Selectmen agreed the question is a good way to get voter feedback on the issue.

"I think this is a great idea, it’s a good transparent approach to poll taxpayers and voters about how they feel about paying out of the existing tax levy," said Lane. "I want make sure this does not mean that we are agreeing to the proposal and we’re attached. It's an attempt to see how the public responds to the question."

The decision to place a question on the ballot was unanimous.

"I hope the people take the time to understand, even though it’s a non binding referendum, we’ll listen to that," said Selectmen Chairman George Dixon.

The full presentation of the proposed fire station can be viewed on the town's website.

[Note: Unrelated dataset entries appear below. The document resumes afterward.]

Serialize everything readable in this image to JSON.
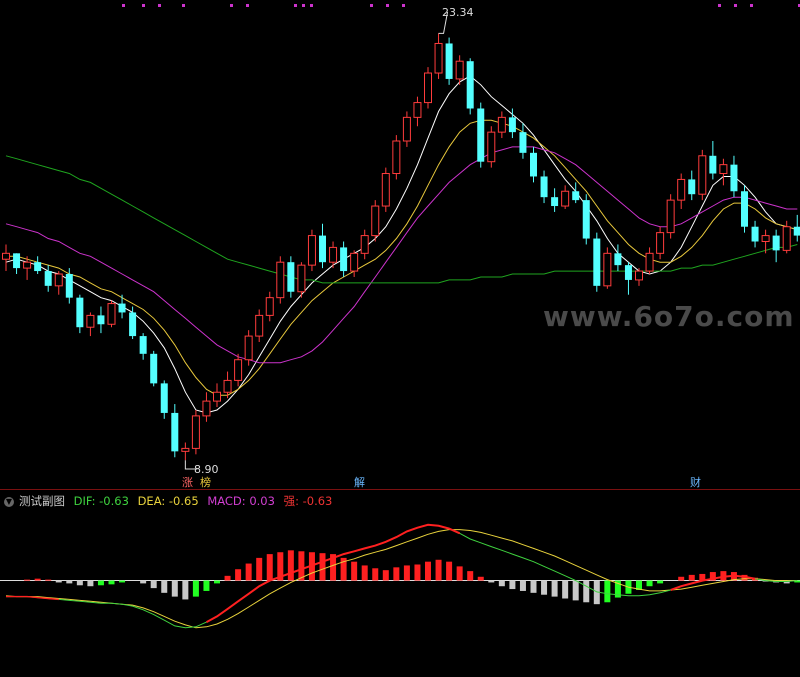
{
  "chart_data": [
    {
      "type": "candlestick",
      "price_axis_range": [
        8.4,
        24.2
      ],
      "annotations": {
        "high_label": "23.34",
        "low_label": "8.90"
      },
      "event_tags": [
        "涨",
        "榜",
        "解",
        "财"
      ],
      "watermark": "www.6o7o.com",
      "candles": [
        [
          15.7,
          16.2,
          15.3,
          15.9
        ],
        [
          15.9,
          15.9,
          15.2,
          15.4
        ],
        [
          15.4,
          15.8,
          15.0,
          15.6
        ],
        [
          15.6,
          15.8,
          15.2,
          15.3
        ],
        [
          15.3,
          15.5,
          14.6,
          14.8
        ],
        [
          14.8,
          15.3,
          14.5,
          15.2
        ],
        [
          15.2,
          15.4,
          14.2,
          14.4
        ],
        [
          14.4,
          14.5,
          13.2,
          13.4
        ],
        [
          13.4,
          13.9,
          13.1,
          13.8
        ],
        [
          13.8,
          14.1,
          13.2,
          13.5
        ],
        [
          13.5,
          14.3,
          13.4,
          14.2
        ],
        [
          14.2,
          14.5,
          13.7,
          13.9
        ],
        [
          13.9,
          14.1,
          13.0,
          13.1
        ],
        [
          13.1,
          13.2,
          12.3,
          12.5
        ],
        [
          12.5,
          12.6,
          11.4,
          11.5
        ],
        [
          11.5,
          11.6,
          10.3,
          10.5
        ],
        [
          10.5,
          10.8,
          9.0,
          9.2
        ],
        [
          9.2,
          9.5,
          8.9,
          9.3
        ],
        [
          9.3,
          10.6,
          9.1,
          10.4
        ],
        [
          10.4,
          11.2,
          10.2,
          10.9
        ],
        [
          10.9,
          11.5,
          10.7,
          11.2
        ],
        [
          11.2,
          11.9,
          11.0,
          11.6
        ],
        [
          11.6,
          12.5,
          11.4,
          12.3
        ],
        [
          12.3,
          13.3,
          12.1,
          13.1
        ],
        [
          13.1,
          14.0,
          12.9,
          13.8
        ],
        [
          13.8,
          14.6,
          13.6,
          14.4
        ],
        [
          14.4,
          15.8,
          14.2,
          15.6
        ],
        [
          15.6,
          15.8,
          14.4,
          14.6
        ],
        [
          14.6,
          15.6,
          14.4,
          15.5
        ],
        [
          15.5,
          16.7,
          15.3,
          16.5
        ],
        [
          16.5,
          16.9,
          15.4,
          15.6
        ],
        [
          15.6,
          16.3,
          15.4,
          16.1
        ],
        [
          16.1,
          16.3,
          15.1,
          15.3
        ],
        [
          15.3,
          16.0,
          15.1,
          15.9
        ],
        [
          15.9,
          16.7,
          15.7,
          16.5
        ],
        [
          16.5,
          17.7,
          16.3,
          17.5
        ],
        [
          17.5,
          18.8,
          17.3,
          18.6
        ],
        [
          18.6,
          19.9,
          18.4,
          19.7
        ],
        [
          19.7,
          20.7,
          19.5,
          20.5
        ],
        [
          20.5,
          21.2,
          20.2,
          21.0
        ],
        [
          21.0,
          22.2,
          20.8,
          22.0
        ],
        [
          22.0,
          23.34,
          21.8,
          23.0
        ],
        [
          23.0,
          23.2,
          21.6,
          21.8
        ],
        [
          21.8,
          22.6,
          21.6,
          22.4
        ],
        [
          22.4,
          22.5,
          20.6,
          20.8
        ],
        [
          20.8,
          21.0,
          18.8,
          19.0
        ],
        [
          19.0,
          20.2,
          18.8,
          20.0
        ],
        [
          20.0,
          20.7,
          19.8,
          20.5
        ],
        [
          20.5,
          20.8,
          19.8,
          20.0
        ],
        [
          20.0,
          20.3,
          19.1,
          19.3
        ],
        [
          19.3,
          19.5,
          18.3,
          18.5
        ],
        [
          18.5,
          18.7,
          17.6,
          17.8
        ],
        [
          17.8,
          18.1,
          17.3,
          17.5
        ],
        [
          17.5,
          18.2,
          17.4,
          18.0
        ],
        [
          18.0,
          18.3,
          17.6,
          17.7
        ],
        [
          17.7,
          17.9,
          16.2,
          16.4
        ],
        [
          16.4,
          16.6,
          14.6,
          14.8
        ],
        [
          14.8,
          16.1,
          14.7,
          15.9
        ],
        [
          15.9,
          16.2,
          15.3,
          15.5
        ],
        [
          15.5,
          15.6,
          14.5,
          15.0
        ],
        [
          15.0,
          15.4,
          14.8,
          15.3
        ],
        [
          15.3,
          16.1,
          15.2,
          15.9
        ],
        [
          15.9,
          16.8,
          15.7,
          16.6
        ],
        [
          16.6,
          17.9,
          16.4,
          17.7
        ],
        [
          17.7,
          18.6,
          17.4,
          18.4
        ],
        [
          18.4,
          18.7,
          17.7,
          17.9
        ],
        [
          17.9,
          19.4,
          17.7,
          19.2
        ],
        [
          19.2,
          19.7,
          18.4,
          18.6
        ],
        [
          18.6,
          19.1,
          18.2,
          18.9
        ],
        [
          18.9,
          19.2,
          17.8,
          18.0
        ],
        [
          18.0,
          18.2,
          16.6,
          16.8
        ],
        [
          16.8,
          17.0,
          16.1,
          16.3
        ],
        [
          16.3,
          16.7,
          15.9,
          16.5
        ],
        [
          16.5,
          16.7,
          15.6,
          16.0
        ],
        [
          16.0,
          17.0,
          15.9,
          16.8
        ],
        [
          16.8,
          17.2,
          16.3,
          16.5
        ]
      ],
      "moving_averages": [
        {
          "color": "#ffffff",
          "values": [
            15.6,
            15.7,
            15.6,
            15.5,
            15.3,
            15.2,
            15.0,
            14.8,
            14.6,
            14.4,
            14.3,
            14.1,
            13.9,
            13.6,
            13.2,
            12.7,
            12.0,
            11.2,
            10.6,
            10.5,
            10.6,
            10.9,
            11.3,
            11.8,
            12.4,
            13.0,
            13.6,
            14.1,
            14.5,
            14.9,
            15.2,
            15.5,
            15.7,
            15.9,
            16.1,
            16.4,
            16.8,
            17.4,
            18.1,
            18.9,
            19.8,
            20.7,
            21.3,
            21.7,
            21.9,
            21.6,
            21.2,
            20.9,
            20.6,
            20.3,
            19.9,
            19.4,
            18.9,
            18.4,
            18.0,
            17.5,
            17.0,
            16.4,
            15.9,
            15.6,
            15.3,
            15.2,
            15.3,
            15.6,
            16.1,
            16.8,
            17.5,
            18.2,
            18.5,
            18.5,
            18.2,
            17.8,
            17.3,
            16.9,
            16.8,
            16.7
          ]
        },
        {
          "color": "#e8c83c",
          "values": [
            15.8,
            15.8,
            15.7,
            15.6,
            15.5,
            15.4,
            15.2,
            15.1,
            14.9,
            14.7,
            14.6,
            14.4,
            14.2,
            14.0,
            13.7,
            13.3,
            12.8,
            12.2,
            11.7,
            11.3,
            11.1,
            11.1,
            11.3,
            11.6,
            12.0,
            12.5,
            13.0,
            13.5,
            13.9,
            14.3,
            14.6,
            14.9,
            15.1,
            15.3,
            15.5,
            15.7,
            16.0,
            16.4,
            16.9,
            17.5,
            18.2,
            18.9,
            19.5,
            20.0,
            20.3,
            20.4,
            20.4,
            20.3,
            20.2,
            20.0,
            19.8,
            19.5,
            19.2,
            18.8,
            18.4,
            18.0,
            17.5,
            17.0,
            16.6,
            16.2,
            15.9,
            15.7,
            15.6,
            15.6,
            15.8,
            16.1,
            16.5,
            17.0,
            17.4,
            17.6,
            17.6,
            17.4,
            17.1,
            16.9,
            16.8,
            16.7
          ]
        },
        {
          "color": "#cc33cc",
          "values": [
            16.9,
            16.8,
            16.7,
            16.6,
            16.4,
            16.3,
            16.1,
            15.9,
            15.8,
            15.6,
            15.4,
            15.2,
            15.0,
            14.8,
            14.6,
            14.3,
            14.0,
            13.7,
            13.4,
            13.1,
            12.8,
            12.6,
            12.4,
            12.3,
            12.2,
            12.2,
            12.2,
            12.3,
            12.4,
            12.6,
            12.9,
            13.3,
            13.7,
            14.1,
            14.6,
            15.1,
            15.6,
            16.1,
            16.6,
            17.1,
            17.5,
            17.9,
            18.3,
            18.6,
            18.9,
            19.1,
            19.3,
            19.4,
            19.5,
            19.5,
            19.5,
            19.4,
            19.3,
            19.1,
            18.9,
            18.6,
            18.3,
            18.0,
            17.7,
            17.4,
            17.1,
            16.9,
            16.8,
            16.8,
            16.9,
            17.1,
            17.3,
            17.5,
            17.7,
            17.8,
            17.8,
            17.7,
            17.6,
            17.5,
            17.4,
            17.4
          ]
        },
        {
          "color": "#1fa51f",
          "values": [
            19.2,
            19.1,
            19.0,
            18.9,
            18.8,
            18.7,
            18.6,
            18.4,
            18.3,
            18.1,
            17.9,
            17.7,
            17.5,
            17.3,
            17.1,
            16.9,
            16.7,
            16.5,
            16.3,
            16.1,
            15.9,
            15.7,
            15.6,
            15.5,
            15.4,
            15.3,
            15.2,
            15.1,
            15.0,
            15.0,
            14.9,
            14.9,
            14.9,
            14.9,
            14.9,
            14.9,
            14.9,
            14.9,
            14.9,
            14.9,
            14.9,
            14.9,
            15.0,
            15.0,
            15.0,
            15.1,
            15.1,
            15.1,
            15.2,
            15.2,
            15.2,
            15.2,
            15.3,
            15.3,
            15.3,
            15.3,
            15.3,
            15.3,
            15.3,
            15.3,
            15.3,
            15.3,
            15.3,
            15.3,
            15.4,
            15.4,
            15.5,
            15.5,
            15.6,
            15.7,
            15.8,
            15.9,
            16.0,
            16.1,
            16.1,
            16.2
          ]
        }
      ]
    },
    {
      "type": "macd",
      "indicator_name": "测试副图",
      "legend": [
        {
          "label": "DIF: -0.63",
          "color": "#3fd23f"
        },
        {
          "label": "DEA: -0.65",
          "color": "#e8d23c"
        },
        {
          "label": "MACD: 0.03",
          "color": "#d23fd2"
        },
        {
          "label": "强: -0.63",
          "color": "#ee3333"
        }
      ],
      "value_range": [
        -1.0,
        0.8
      ],
      "macd_bars": [
        0.0,
        0.0,
        0.01,
        0.02,
        0.01,
        -0.02,
        -0.03,
        -0.05,
        -0.06,
        -0.05,
        -0.04,
        -0.02,
        0.0,
        -0.03,
        -0.08,
        -0.13,
        -0.17,
        -0.2,
        -0.17,
        -0.11,
        -0.03,
        0.05,
        0.12,
        0.18,
        0.24,
        0.28,
        0.3,
        0.32,
        0.31,
        0.3,
        0.29,
        0.28,
        0.24,
        0.2,
        0.16,
        0.13,
        0.11,
        0.14,
        0.16,
        0.17,
        0.2,
        0.22,
        0.2,
        0.15,
        0.1,
        0.04,
        -0.02,
        -0.06,
        -0.09,
        -0.11,
        -0.13,
        -0.15,
        -0.17,
        -0.19,
        -0.21,
        -0.23,
        -0.25,
        -0.23,
        -0.18,
        -0.14,
        -0.1,
        -0.06,
        -0.03,
        0.0,
        0.04,
        0.06,
        0.07,
        0.09,
        0.1,
        0.09,
        0.06,
        0.03,
        -0.01,
        -0.02,
        -0.03,
        -0.02
      ],
      "dif": [
        -0.17,
        -0.17,
        -0.17,
        -0.18,
        -0.19,
        -0.2,
        -0.21,
        -0.22,
        -0.23,
        -0.24,
        -0.24,
        -0.25,
        -0.27,
        -0.31,
        -0.36,
        -0.42,
        -0.48,
        -0.5,
        -0.49,
        -0.44,
        -0.38,
        -0.3,
        -0.22,
        -0.14,
        -0.06,
        0.0,
        0.04,
        0.08,
        0.12,
        0.16,
        0.2,
        0.24,
        0.28,
        0.31,
        0.34,
        0.37,
        0.41,
        0.46,
        0.52,
        0.56,
        0.59,
        0.58,
        0.55,
        0.5,
        0.44,
        0.4,
        0.36,
        0.32,
        0.28,
        0.24,
        0.2,
        0.15,
        0.1,
        0.05,
        0.0,
        -0.06,
        -0.12,
        -0.14,
        -0.15,
        -0.16,
        -0.16,
        -0.15,
        -0.13,
        -0.1,
        -0.06,
        -0.03,
        0.0,
        0.02,
        0.04,
        0.05,
        0.04,
        0.02,
        0.0,
        -0.01,
        -0.01,
        0.0
      ],
      "dea": [
        -0.16,
        -0.17,
        -0.17,
        -0.17,
        -0.18,
        -0.19,
        -0.2,
        -0.21,
        -0.22,
        -0.23,
        -0.24,
        -0.25,
        -0.26,
        -0.29,
        -0.33,
        -0.38,
        -0.43,
        -0.47,
        -0.5,
        -0.49,
        -0.46,
        -0.41,
        -0.35,
        -0.28,
        -0.21,
        -0.14,
        -0.08,
        -0.02,
        0.03,
        0.08,
        0.12,
        0.16,
        0.2,
        0.23,
        0.27,
        0.3,
        0.33,
        0.37,
        0.41,
        0.45,
        0.49,
        0.52,
        0.54,
        0.54,
        0.53,
        0.51,
        0.48,
        0.45,
        0.42,
        0.38,
        0.34,
        0.3,
        0.26,
        0.21,
        0.16,
        0.11,
        0.06,
        0.01,
        -0.03,
        -0.07,
        -0.09,
        -0.11,
        -0.11,
        -0.1,
        -0.09,
        -0.07,
        -0.05,
        -0.03,
        -0.01,
        0.01,
        0.02,
        0.02,
        0.01,
        0.0,
        0.0,
        0.0
      ],
      "strong_active_start": 19,
      "strong_active_end": 43
    }
  ]
}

Elizabeth Twombly February 28, 2012 at 12:16 PM
Pat Maloney, great presentation. A very informative meeting. Thank you for your and your committee's time and dedication to such a detailed study. As Chairman Dixon pointed out, I also hope folks take the time to review and understand the work that has been done.
Tom Christiano February 28, 2012 at 12:46 PM
This is an excellent summary of last night's presentation and subsequent discussion Krista. I will post it on the Facebook Chelmsford Reps & Residents page now, so that it gets as wide a reading as possible as it is very important that everyone in town be as fully informed on this proposal as possible. Thank you
Paul February 29, 2012 at 12:14 AM
Does anyone understand why we let the buildings in Chelmsford get the point where they need major overhauls or have to be rebuilt?
John DiRocco February 29, 2012 at 12:58 AM
Its all about the "money", patch, duct tape , procrastinate
Rob Mallardo February 29, 2012 at 01:27 AM
5 bays, are we buying more fire trucks or closing other stations to fill this one?
David DiSalvo March 01, 2012 at 10:19 PM
Why are there now 5 bays in this proposal when the last proposal for the one at Wilson Street had 4? Also, is demolition cost for the North Road station included? It was in the last proposal. If not, why not?
Diana LeBlanc March 06, 2012 at 07:52 PM
I haven't seen any discussion of what will happen to the old fire station or its land. Has that been discussed?
Phil stanway March 06, 2012 at 08:42 PM
One idea was to move the Dutton house here,
Tony March 13, 2012 at 08:49 PM
If there's also a renovation of unused town office space for fire admin. and fire prevention why then the need for a two story admin. building? During the Dahlberg/Lane debate we were told that the $9.1M proposal was the best possible option but, as can be seen, a lower cost proposal is possible. Or is it still possible that there's another option out there that's even more acceptable to the residents of this town. I haven't encountered anyone who wouldn't say that a new station is not needed, but it seems that credibility is lacking when these proposals are brought forward. For example, we hear "here's the best option," funding gets shot down, and then we're presented the better "best" option. So residents then ask "how do we know that the best option is on the table?"
Tyler Jozefowicz March 13, 2012 at 11:56 PM
Leave the Dutton House where it is and the Old Center Fire Station where it is . Rehab or sell both, as time and money permit. This moving Dutton to the Fire House and demolition business is the most ludicrous proposal I ever heard in my entire life. As to the " best option" fire station , rephrase that to the next best option. I still think the town was out of its mind, not approving the Wilson Street proposal, and those voting "no" were just taxpayer conscious, nothing to do with the proposal per se, given that most of the residents are fixed income retirees, not upwardly mobile young family centric.